Desde su fundación en 1776 solo durante 17 años ese país no ha estado inmerso en conflictos armados. En buena parte de ellos ha sido evidente la recurrencia a la comisión de crímenes de guerra en el contexto de la pretensión de dominio global y del uso de la fuerza, particularmente en los dos últimos siglos.

La política exterior arrogante y agresiva, y la generación de tensiones bélicas no es coyuntural ni depende en lo fundamental de quién habite la Casa Blanca.

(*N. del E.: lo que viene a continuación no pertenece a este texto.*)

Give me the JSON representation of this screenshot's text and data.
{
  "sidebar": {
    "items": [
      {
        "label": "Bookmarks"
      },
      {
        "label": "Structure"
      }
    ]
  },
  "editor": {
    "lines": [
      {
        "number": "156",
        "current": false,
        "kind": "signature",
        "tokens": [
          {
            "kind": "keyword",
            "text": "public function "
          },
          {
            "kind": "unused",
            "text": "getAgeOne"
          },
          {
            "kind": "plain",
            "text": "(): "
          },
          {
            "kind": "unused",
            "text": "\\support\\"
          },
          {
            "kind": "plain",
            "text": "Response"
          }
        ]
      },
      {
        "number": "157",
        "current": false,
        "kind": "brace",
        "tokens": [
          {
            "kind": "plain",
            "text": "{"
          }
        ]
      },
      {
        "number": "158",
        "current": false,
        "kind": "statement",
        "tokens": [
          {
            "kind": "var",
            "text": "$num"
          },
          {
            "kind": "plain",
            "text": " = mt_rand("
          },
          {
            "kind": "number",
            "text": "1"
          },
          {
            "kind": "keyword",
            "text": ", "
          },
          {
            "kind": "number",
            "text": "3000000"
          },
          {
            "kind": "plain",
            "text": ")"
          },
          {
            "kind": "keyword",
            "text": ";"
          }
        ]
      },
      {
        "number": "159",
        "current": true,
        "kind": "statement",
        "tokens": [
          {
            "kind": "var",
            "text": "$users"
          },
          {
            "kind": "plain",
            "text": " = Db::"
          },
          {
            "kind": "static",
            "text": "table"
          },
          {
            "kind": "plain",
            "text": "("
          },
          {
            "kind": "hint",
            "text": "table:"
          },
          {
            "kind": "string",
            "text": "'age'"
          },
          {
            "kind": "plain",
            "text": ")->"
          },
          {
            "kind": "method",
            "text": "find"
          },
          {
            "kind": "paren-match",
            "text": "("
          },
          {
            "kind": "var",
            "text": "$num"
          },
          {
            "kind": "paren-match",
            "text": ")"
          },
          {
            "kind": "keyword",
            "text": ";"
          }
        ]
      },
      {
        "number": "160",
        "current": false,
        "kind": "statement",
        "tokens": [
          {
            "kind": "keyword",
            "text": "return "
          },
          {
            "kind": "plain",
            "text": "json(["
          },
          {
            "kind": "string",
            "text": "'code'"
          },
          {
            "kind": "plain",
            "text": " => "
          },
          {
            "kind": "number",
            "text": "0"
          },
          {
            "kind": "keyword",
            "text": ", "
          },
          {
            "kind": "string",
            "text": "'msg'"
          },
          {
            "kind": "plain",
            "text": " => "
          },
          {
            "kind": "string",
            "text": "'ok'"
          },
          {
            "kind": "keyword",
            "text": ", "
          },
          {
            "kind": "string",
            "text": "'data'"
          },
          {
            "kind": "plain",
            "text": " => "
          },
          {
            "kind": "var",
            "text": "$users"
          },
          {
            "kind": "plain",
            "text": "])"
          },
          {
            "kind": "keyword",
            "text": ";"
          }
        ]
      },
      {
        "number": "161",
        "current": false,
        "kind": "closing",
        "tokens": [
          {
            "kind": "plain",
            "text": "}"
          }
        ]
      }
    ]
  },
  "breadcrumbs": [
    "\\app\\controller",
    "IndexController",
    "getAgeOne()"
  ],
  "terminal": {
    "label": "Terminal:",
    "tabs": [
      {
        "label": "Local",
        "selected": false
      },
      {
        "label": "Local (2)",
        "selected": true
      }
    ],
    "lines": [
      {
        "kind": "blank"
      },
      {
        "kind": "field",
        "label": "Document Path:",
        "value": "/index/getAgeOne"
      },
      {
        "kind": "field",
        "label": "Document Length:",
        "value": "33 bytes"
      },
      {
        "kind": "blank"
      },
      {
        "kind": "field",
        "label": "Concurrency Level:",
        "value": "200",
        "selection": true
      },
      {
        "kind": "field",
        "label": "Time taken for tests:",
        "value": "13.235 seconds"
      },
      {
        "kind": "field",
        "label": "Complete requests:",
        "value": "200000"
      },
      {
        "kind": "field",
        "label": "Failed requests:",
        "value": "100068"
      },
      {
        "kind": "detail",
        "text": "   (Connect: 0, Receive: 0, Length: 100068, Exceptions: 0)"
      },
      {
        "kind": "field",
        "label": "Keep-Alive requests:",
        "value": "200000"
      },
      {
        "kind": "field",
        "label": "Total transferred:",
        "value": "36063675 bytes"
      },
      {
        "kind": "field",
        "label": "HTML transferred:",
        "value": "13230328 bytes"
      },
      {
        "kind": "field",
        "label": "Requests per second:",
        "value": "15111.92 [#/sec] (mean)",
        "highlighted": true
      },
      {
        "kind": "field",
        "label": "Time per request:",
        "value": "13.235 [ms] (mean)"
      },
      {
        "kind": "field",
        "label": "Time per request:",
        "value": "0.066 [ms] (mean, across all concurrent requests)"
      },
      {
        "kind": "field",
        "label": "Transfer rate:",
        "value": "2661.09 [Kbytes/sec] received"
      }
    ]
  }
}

En la misma se relega la diplomacia y lo multilateral para enfocarse en la intimidación y la fuerza.

Esta es acompañada por campañas de generación de terror, basadas en una muy alta tecnología militar, operaciones encubiertas, aviones no tripulados, la externalización de las labores de combate con el empleo masivo de mercenarios y ejércitos subalternos, y el uso de alrededor de 800 bases e instalaciones militares en el exterior en más de 130 países, desde muchas de las cuales, unidades de Fuerzas Especiales de EE.UU. efectúan acciones ‘quirúrgicas’ letales y cacerías humanas.

Es imposible recoger aquí la totalidad, ni siquiera el grueso de las situaciones, en las cuales Estados Unidos se ha visto involucrado y ha cometido despiadados crímenes de guerra, pero se puede afirmar sin dudas que ese país es el mayor perpetrador de tales horrendos abusos y aberraciones.